Дима лежал на опрокинутом мольберте… рядом с отвернувшейся, не захотевшей его Афродитой. Он перегорел. Он никому не нужен. Это не жизнь.
Так он уснул.
…Он медленно поднялся, поднял мольберт. Я плохо кончу, подумал он равнодушно. Вышел в коридор. С кухни аппетитно пахло стряпней, раздавалось потрескивание — что-то жарилось. Тетя Саша увидела его — серого, с оцарапанной щекой, с ладонью, покрытой корочками крови, и приветливо заулыбалась.
— Утро доброе работнику фронта культуры, — сказала она.
— Утро доброе работнику производительной сферы, — ответил Дима.
— А чего это у тебя шум был под утро, часов в пять?
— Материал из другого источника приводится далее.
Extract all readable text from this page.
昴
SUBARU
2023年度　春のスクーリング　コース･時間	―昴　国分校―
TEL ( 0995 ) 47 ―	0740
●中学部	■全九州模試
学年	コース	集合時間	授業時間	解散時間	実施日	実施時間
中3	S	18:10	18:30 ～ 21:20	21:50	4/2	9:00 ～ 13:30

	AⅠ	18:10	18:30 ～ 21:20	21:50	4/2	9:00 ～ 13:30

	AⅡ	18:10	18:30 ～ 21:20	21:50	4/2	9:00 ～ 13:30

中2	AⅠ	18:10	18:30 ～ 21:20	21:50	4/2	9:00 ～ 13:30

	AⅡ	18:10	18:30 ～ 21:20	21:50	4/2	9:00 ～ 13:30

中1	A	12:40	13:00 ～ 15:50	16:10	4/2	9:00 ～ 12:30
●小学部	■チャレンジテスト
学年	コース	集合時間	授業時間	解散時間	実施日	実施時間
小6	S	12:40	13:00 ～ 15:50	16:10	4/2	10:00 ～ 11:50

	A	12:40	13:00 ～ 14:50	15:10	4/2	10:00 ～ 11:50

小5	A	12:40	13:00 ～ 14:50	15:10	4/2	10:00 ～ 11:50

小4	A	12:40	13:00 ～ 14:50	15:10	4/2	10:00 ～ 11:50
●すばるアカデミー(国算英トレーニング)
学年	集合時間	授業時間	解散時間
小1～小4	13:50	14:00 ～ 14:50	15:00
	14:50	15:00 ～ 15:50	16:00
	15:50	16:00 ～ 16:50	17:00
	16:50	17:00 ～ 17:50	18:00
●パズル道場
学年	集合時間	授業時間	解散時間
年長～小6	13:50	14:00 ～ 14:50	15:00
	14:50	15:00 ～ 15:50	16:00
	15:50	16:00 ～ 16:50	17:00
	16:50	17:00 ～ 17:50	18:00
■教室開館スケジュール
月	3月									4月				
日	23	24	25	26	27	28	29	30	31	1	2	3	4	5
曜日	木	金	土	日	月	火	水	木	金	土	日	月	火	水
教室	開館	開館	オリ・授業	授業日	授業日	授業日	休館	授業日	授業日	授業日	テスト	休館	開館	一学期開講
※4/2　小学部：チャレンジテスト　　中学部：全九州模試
Я аж проснулась, думала — воры лезут.
— Воры и были, Родена украсть хотели, решили, что подлинный. Я с ними с тремя воевал, изранен.
— Не завидую ворам. От разъяренного художника не уйти.
— Они и не ушли. В комнате трупы штабелем.
— Завтракать будешь? Хотя уж обед на носу, первый час…
Дима глянул на часы — было семнадцать минут первого. По стеклу мышиной шерстинкой змеилась свежая трещинка.
— Если позволите, чайку глотну.
— Позволю.
Он наспех глотнул. Потом бросился на улицу, к телефону.
Сердце полетело куда-то в сторону, выбитое из груди знакомым «Да-э?»
— Здравствуй, — позвал он.
— А, привет! Вернулся?
Он перевел дух.
— Да, вчера вечером. Звонил тебе, но не застал.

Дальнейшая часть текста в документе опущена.